Jet fire is a kind of instability behavior in the combustion process of a transformer. Once the jet fire occurs, the typical characteristic parameters of the fire change nonlinearly, which brings uncertainty and danger to the emergency response. The current research mostly focuses on the combustion instability mechanism of oil-filled equipment under the action of an external heat source and pays little attention to the mechanism and critical criterion of jet fire formed by transformer leakage combustion instability. The leakage combustion of the transformer leads to the dynamic change of thermodynamic state parameters of the medium, and the mechanism of overpressure induced by the phase transition from metastable to unsteady state is not revealed. It is of great significance to study the formation mechanism and critical criterion of transformer jet fire for explaining the dynamic competition behavior between the internal gas production rate and discharge rate during transformer combustion. In this study, the heat loss experiments of transformer oil under different heating rates were carried out, the boiling range of transformer oil was obtained to be 102-300 °C, and the average activation energy was 65.41 kJ/mol.
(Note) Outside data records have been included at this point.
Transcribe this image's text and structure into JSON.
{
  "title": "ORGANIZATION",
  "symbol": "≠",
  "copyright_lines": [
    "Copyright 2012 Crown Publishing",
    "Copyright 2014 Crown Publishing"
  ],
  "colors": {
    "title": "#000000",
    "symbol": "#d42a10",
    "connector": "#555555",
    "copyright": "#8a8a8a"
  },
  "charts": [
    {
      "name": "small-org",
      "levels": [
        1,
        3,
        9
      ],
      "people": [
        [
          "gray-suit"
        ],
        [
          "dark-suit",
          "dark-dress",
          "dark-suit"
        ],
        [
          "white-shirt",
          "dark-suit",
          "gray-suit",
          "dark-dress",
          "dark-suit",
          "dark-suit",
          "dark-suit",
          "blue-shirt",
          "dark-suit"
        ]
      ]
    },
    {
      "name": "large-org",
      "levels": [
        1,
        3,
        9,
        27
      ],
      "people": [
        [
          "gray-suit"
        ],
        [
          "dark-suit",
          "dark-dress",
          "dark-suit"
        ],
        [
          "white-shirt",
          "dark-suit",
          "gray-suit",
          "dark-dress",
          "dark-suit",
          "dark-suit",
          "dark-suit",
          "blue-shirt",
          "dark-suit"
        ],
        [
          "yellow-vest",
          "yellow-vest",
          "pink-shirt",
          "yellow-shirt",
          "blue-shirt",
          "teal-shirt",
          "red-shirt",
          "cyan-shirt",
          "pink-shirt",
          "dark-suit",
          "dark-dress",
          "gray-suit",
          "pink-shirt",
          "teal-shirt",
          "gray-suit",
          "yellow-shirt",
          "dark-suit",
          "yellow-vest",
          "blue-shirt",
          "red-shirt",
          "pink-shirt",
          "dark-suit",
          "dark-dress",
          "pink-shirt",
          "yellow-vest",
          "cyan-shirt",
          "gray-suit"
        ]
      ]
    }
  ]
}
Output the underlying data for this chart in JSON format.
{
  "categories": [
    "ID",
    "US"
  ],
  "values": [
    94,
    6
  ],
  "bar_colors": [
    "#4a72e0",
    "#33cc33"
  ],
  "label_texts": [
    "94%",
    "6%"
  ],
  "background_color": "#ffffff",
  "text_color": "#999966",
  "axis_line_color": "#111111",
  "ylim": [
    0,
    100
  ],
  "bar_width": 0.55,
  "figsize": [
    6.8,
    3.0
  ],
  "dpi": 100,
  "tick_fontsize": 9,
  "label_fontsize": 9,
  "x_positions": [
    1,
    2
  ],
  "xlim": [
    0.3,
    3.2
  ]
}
Experiments on the formation mechanism of transformer jet fire under different fire power were carried out, the phase characteristics of the jet release of transformer oil were elucidated, and it was clarified that overpressure was the driving force for the occurrence of the fire. It was found that the key criteria for the formation of a jet fire are a transformer oil temperature of 300 °C and a pressure rise rate of 0.001 kPa/s. The results of this study will help firefighters and rescuers to formulate a more scientific, rational, and safer fire-fighting strategy.